La principale offensive a commencé avec la publication du Washington Post le 26 novembre de La Liste, une histoire étiquetant des douzaines de blogs et de sites web comme fournisseurs de «fausses informations» pilotées par les forces russes de désinformation. La liste comprenait Zero HedgeNaked Capitalism et le blog de David Stockman. Il y avait plusieurs sites pourris mêlés à la liste, pour l’assaisonnement – Le Daily Stormer (nazi), Endtime.com (évangélique apocalyptique), GalacticConnection(merdes UFOlogistes). Le reste varie entre tabloïds et commentateurs véritables apportant de précieuses informations. A quoi d’autre pouvions nous nous attendre, dans une société avec Internet ET un consensus complètement incohérent sur la réalité?

De toute évidence, la lutte entre les médias grand public et les médias sur le Web a atteint son apogée au cours de l’élection, avec le courant dominant quasi unanimement pour Hillary, avant de faire une dépression nerveuse quand elle a perdu. Désespérés d’expliquer cet échec, les deux grands journaux démodés, The New York Times et The Washington Post, ont fait courir l’histoire de la Russie piratant l’élection – parce que seule une intervention satanique pouvait expliquer la chute de Mme C’est-mon-tour / Je-suis-avec-elle. Ainsi, l’histoire est sortie, la Russie a piraté le Comité national démocratique (DNC), a donné les emails piratés à Wikileaks, et a saboté non seulement Hillary elle-même, mais les moyens de subsistance de chaque myrmidon de la termitière du Deep State de l’Amérique, un acte impardonnable.
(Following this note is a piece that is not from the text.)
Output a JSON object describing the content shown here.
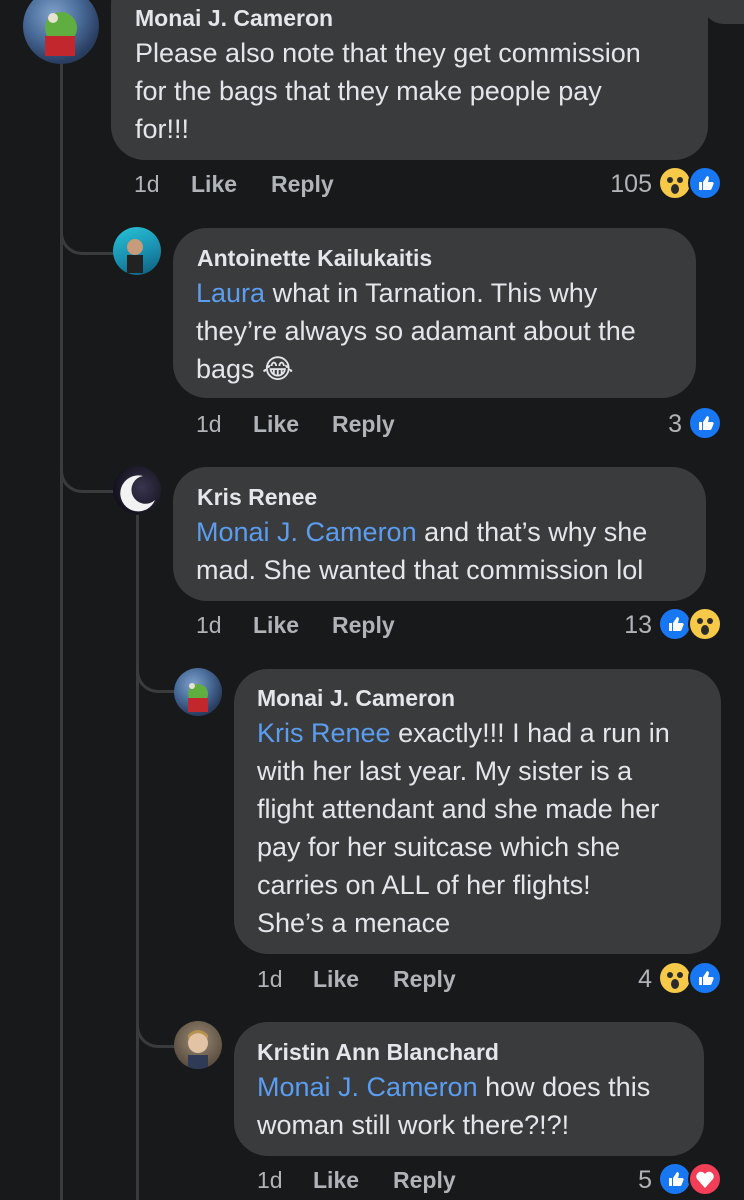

Également intéressant, ces journaux et leurs serviteurs à la télévision étaient beaucoup moins concernés par la question de savoir si les informations divulguées étaient vraies ou non – par exemple celles sur l’influence des donateurs de la Fondation Clinton sur les transactions d’armes validées par le Département d’État, la campagne de la DNC visant à saper Bernie Sanders dans les primaires, la présidente temporaire de la DNC (et employée de CNN) Donna Brazille transmettant les questions de débat à Hillary, le contenu des discours d’un quart de million de dollars de Hillary, donnés dans les banques de Wall Street. Tout cela s’est avéré, bien sûr.

Quelques semaines après l’élection, la Chambre des représentants des États-Unis a adopté l’article H. 6393, Loi sur l’autorisation du renseignement pour l’exercice 2017. Le blogueur Ronald Thomas West a déclaré:

«L’article 501 demande au gouvernement de «contrer les mesures actives prises par la Russie pour exercer une influence dissimulée […] menée en coordination avec les dirigeants politiques ou les services de sécurité de la Fédération de Russie et le rôle de la Fédération de Russie reconnu publiquement ou non.»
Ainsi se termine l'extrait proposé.